We have developed some golden rules to remind us all of the mistakes of the past and how we responded, whether at Ground Control or elsewhere. Good practice needs to be constantly refreshed; the reasons why you do things in a certain way explained. People need to buy into them; it won’t work if they are simply told.

Thinking about how you do things naturally leads you to consider the technology you are using. We can all get really excited about the Alice in Wonderland “drink me” potential of AI but having just implemented a new custom relationship management system, we are concentrating right now on getting the basics right. One area that too often gets overlooked, particularly by management, is data quality. I used to see this first hand as a chief executive when I listened to customer calls and witnessed the impact that poor data had on the productivity of our frontline teams.
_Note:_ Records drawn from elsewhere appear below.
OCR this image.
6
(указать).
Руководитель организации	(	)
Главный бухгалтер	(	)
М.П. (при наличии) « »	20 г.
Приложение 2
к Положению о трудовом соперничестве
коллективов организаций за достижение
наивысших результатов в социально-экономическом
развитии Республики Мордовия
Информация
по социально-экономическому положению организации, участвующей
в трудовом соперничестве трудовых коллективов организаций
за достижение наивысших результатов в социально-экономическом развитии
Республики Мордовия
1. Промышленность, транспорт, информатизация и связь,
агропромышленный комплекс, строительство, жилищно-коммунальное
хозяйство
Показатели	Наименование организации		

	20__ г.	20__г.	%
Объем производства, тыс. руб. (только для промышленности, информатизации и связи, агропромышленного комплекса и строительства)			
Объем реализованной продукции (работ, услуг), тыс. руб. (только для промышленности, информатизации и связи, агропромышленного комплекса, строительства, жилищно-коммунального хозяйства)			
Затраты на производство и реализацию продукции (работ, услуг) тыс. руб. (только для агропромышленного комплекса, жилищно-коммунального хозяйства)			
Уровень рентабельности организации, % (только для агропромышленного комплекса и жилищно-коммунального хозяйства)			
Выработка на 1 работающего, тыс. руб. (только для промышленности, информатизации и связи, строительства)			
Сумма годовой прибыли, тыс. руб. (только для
Large Language models (LLMs) have their own inaccuracies but the quality of our businesses’ own data lakes will be crucial to unleashing the power of emerging new technologies.

That does not stop us trying new things but they have to be focused on our core services. In our trade, horticultural services, we are assessing geo-digital mapping, drone technology, job scheduling and carbon reduction and tracking.

You also have to keep looking in the mirror. At a seminar I went to a while back the speaker asked: “As business leaders what do you stand for?” Answering that question helps to set the bar for what behaviour you will and will not tolerate.

We work with independent businesses that help us to deliver our contracts out in the field and we are placing an even greater emphasis on ensuring that they are all in tune with our values. We take pride in being recognised as one of the UK’s Best Companies to Work For, but it requires constant attention, feedback and review.

The pandemic may be disappearing into the rearview mirror, but who knows the timing of the next shock? The best we can do is remain agile and in good shape to survive it and take advantage of new business opportunities as they arise.